The monomers of proteins are called ____.
What are amino acids?
The “powerhouse” organelle that makes most ATP in eukaryotes.
What is the mitochondrion?
Movement of molecules from high to low concentration without energy.
What is diffusion?
In DNA, adenine pairs with this base.
What is thymine?
Cellular machines where translation happens.
What are ribosomes?
The covalent bond joining amino acids in proteins.
What is a peptide bond?
These tiny structures build proteins in all cells.
What are ribosomes?
The diffusion of water across a selectively permeable membrane.
What is osmosis?
DNA replication is described with this term because each daughter has one old and one new strand.

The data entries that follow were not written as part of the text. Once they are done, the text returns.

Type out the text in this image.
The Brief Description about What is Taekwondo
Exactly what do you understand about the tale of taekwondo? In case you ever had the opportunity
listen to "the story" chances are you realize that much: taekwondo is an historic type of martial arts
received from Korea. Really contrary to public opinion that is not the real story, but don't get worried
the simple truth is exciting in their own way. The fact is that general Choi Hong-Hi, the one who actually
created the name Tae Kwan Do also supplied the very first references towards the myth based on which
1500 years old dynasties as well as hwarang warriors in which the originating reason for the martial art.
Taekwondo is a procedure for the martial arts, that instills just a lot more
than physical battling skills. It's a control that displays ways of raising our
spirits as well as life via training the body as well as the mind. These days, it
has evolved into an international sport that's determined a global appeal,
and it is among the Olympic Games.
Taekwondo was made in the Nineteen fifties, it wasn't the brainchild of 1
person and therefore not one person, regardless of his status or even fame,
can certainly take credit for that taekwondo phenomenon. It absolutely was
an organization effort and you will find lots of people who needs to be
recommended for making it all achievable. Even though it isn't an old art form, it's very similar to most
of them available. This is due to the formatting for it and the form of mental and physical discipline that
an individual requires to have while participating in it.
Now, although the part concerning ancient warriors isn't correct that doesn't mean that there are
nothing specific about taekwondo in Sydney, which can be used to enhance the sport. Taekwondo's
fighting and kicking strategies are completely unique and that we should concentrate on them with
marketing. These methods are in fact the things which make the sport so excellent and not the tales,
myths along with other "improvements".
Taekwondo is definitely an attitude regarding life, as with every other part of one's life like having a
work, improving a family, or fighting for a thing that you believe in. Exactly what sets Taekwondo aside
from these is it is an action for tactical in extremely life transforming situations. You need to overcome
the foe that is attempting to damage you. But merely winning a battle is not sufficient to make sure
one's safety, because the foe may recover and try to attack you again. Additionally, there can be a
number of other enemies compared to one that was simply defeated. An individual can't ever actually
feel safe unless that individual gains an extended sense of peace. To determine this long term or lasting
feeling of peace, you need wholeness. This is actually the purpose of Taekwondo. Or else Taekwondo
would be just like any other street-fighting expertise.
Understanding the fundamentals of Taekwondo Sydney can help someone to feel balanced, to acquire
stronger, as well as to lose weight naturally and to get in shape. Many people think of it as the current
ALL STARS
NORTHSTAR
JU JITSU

What is semi-conservative?
A three-base sequence on mRNA that specifies an amino acid.
What is a codon?
At room temp, saturated vs. unsaturated fatty acids have this opposite effect on membrane fluidity.
What are “decrease” (saturated) and “increase” (unsaturated)?
Name one structure present in plant cells but not animal cells.
What is a cell wall, chloroplast, or large central vacuole? (any one)
This type of passive transport uses channels or carriers but no ATP.
What is facilitated diffusion?
The enzyme that unwinds the double helix at the fork.
What is helicase?
Process that makes RNA from a DNA template and the DNA region where it begins.
What is transcription at the promoter?
Enzymes speed reactions by lowering this, but they don’t change ΔG.
What is activation energy?
This organelle modifies, sorts, and ships proteins received from the rough ER.
What is the Golgi apparatus?
Pump that uses ATP to move Na⁺ out and K⁺ in against gradients.
What is the sodium-potassium pump (Na⁺/K⁺ ATPase)?
The enzyme that lays down short RNA segments to start DNA synthesis.
What is primase?
Region on tRNA that pairs with the mRNA codon.
What is the anticodon?
Non-protein helpers (like metal ions or vitamins) required by some enzymes are called ____.
What are cofactors (metal ions) or coenzymes (vitamin-derived)?
Organelle that contains enzymes for breaking down macromolecules and worn-out organelles.
What is the lysosome?
An animal cell placed in a hypertonic solution will do this.
What is lose water and shrink?
These short segments form on the lagging strand because DNA polymerase can only synthesize in the 5′→3′ direction.
What are Okazaki fragments (on the lagging strand due to 5′→3′ synthesis only)?
Name two eukaryotic mRNA processing steps before translation.
What are 5′ capping, 3′ poly-A tail addition, and splicing (any two)?